You can find petroglyphs near Barker Dam, where an easy 1.1-mile loop hiking trail leads to a small artificial lake framed by the Wonderland of Rocks. After scrambling a bit to get to the dam, you'll find a sandy path leading to the "Disney Petroglyph" site. Its wry name stems from the fact that a 1950s movie crew retraced the ancient rock carvings to make them more visible to the camera, defacing them forever. If you investigate the cliffs along the remainder of the trail, you're likely to find some untouched drawings depicting animals, humans, and other aspects of desert life as interpreted by long-ago dwellers. You'll see more petroglyphs along the 18-mile Geology Tour Road, a sandy, lumpy dirt road accessible only by four-wheel-drive vehicles or hardy mountain bikers.

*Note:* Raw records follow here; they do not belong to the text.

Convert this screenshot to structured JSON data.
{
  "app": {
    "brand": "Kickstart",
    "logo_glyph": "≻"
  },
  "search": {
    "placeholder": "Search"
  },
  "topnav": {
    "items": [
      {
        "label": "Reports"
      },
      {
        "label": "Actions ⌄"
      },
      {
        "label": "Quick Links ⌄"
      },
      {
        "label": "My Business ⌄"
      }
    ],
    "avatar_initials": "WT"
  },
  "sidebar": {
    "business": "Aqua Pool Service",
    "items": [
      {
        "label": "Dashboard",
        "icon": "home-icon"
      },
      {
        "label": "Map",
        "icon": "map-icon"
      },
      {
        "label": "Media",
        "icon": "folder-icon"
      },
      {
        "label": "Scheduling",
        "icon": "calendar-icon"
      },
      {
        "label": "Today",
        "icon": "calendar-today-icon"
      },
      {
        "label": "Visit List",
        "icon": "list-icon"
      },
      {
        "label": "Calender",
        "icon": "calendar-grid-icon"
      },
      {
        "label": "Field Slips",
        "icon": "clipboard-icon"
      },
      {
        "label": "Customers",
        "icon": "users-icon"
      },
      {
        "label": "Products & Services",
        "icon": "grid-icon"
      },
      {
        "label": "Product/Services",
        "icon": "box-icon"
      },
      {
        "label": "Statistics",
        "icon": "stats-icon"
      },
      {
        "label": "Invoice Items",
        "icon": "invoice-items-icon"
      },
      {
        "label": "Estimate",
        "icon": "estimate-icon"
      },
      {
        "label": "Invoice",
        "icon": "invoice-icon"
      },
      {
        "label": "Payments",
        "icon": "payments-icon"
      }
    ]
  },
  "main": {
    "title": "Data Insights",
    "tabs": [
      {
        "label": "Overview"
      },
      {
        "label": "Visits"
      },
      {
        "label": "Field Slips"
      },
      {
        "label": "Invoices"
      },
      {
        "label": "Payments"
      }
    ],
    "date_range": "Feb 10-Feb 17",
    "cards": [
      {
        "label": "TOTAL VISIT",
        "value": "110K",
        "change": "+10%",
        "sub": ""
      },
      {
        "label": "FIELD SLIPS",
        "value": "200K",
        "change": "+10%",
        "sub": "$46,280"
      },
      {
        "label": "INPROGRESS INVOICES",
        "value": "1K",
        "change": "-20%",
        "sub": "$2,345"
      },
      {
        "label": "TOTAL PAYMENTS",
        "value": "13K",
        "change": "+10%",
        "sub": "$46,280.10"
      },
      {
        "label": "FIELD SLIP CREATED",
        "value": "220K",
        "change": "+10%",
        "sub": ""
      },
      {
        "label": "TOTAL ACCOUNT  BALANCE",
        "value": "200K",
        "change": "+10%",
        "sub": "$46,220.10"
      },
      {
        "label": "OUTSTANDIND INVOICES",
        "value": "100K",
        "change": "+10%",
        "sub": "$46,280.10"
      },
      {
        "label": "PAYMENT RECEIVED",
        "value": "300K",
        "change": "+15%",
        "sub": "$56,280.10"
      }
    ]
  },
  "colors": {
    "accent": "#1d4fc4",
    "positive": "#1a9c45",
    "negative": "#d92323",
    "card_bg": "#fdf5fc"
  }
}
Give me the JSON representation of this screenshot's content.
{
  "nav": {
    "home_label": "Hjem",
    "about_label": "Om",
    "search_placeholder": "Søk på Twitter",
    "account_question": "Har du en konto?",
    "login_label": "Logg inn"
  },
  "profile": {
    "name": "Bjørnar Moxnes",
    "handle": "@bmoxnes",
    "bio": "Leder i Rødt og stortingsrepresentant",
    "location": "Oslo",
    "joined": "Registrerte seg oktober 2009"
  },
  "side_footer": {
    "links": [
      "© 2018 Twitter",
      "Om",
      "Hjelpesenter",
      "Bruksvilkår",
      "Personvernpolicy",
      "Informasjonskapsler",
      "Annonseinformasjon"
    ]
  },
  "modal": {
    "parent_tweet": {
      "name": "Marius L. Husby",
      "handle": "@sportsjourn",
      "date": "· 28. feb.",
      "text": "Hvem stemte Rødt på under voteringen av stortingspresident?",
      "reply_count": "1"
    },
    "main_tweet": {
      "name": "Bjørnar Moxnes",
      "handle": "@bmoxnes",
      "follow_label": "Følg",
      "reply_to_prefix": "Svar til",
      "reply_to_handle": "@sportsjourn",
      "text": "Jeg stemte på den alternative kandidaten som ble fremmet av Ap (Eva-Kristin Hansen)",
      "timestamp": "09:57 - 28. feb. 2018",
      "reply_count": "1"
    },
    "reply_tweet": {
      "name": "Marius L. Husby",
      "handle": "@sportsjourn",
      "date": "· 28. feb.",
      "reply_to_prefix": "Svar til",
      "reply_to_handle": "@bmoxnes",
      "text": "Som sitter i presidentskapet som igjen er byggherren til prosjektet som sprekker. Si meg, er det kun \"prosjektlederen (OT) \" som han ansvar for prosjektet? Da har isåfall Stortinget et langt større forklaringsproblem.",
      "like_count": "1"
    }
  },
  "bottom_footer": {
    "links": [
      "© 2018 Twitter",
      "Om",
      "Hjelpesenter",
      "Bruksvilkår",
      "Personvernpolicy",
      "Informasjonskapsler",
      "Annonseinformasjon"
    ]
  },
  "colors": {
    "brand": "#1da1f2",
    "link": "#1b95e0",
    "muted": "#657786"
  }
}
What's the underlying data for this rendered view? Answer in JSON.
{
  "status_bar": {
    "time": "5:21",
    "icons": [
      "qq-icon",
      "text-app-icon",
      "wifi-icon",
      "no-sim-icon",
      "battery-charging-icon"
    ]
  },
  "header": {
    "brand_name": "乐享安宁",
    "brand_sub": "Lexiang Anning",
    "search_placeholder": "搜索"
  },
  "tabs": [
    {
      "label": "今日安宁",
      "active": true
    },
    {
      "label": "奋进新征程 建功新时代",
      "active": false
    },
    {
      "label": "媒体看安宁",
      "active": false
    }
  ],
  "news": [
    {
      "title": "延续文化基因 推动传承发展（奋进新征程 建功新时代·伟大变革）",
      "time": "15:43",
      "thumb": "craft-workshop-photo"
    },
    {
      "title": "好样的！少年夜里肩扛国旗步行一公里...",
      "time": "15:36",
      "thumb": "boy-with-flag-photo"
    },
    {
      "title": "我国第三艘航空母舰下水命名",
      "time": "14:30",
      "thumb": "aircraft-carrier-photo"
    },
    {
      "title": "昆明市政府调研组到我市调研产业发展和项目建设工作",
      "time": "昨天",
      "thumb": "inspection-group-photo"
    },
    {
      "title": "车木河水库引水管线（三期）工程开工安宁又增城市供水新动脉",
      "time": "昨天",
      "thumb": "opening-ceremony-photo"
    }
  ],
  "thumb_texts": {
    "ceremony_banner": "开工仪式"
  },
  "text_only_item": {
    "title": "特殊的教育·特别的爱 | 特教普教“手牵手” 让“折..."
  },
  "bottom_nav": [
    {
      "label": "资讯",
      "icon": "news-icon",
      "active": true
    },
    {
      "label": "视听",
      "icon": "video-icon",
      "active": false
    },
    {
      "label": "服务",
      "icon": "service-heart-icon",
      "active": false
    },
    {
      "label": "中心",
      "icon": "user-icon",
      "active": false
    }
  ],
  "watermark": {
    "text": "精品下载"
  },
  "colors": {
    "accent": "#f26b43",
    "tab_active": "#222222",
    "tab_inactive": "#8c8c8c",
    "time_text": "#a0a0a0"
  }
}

During World War II, George S. Patton trained over a million soldiers in desert combat at several sites throughout the Mojave and Colorado deserts. Tank tracks are still visible in the desert around the former Camp Young, near Cottonwood Springs. The Camp Young Memorial marker is 1 mile east of Cottonwood Springs Road, just before the park entrance; an informational kiosk there gives details of the training maneuvers and daily camp life. To learn more, you can visit the General Patton Memorial Museum (tel. 760/227-3483; www.generalpattonmuseum.com) in Chiriaco Summit, on I-10 about 4 miles east of the Cottonwood Entrance. The museum contains an assortment of memorabilia from World War II and other military glory days, as well as displays of tanks and artillery; it's open daily from 9:30am to 4:30pm (except Thanksgiving and Dec 25). Admission is $5 for adults, $4.50 for seniors 62 and older, $1 for children 7 to 12, and free for children under 7.
The Joshua Tree area has long attracted outcasts, misfits, and eccentrics looking for a place where they can let it all hang out. And they've definitely left a mark. Check out the landmarks left by two late desert notables, George Van Tassel and Noah Purifoy, in the respective forms of the Integratron near Landers (tel. 760/364-3126; www.integratron.com), and the Noah Purifoy Sculpture Park Museum in the town of Joshua Tree (tel. 213/382-756 for an appointment to visit; www.noahpurifoy.com). The former is an amazing wooden dome with unbelievable acoustics and public sound baths on two Saturdays and Sundays a month at noon and on other days by appointment, and the latter is an outdoor museum of contemporary art made mostly from media that other artists would have thrown away.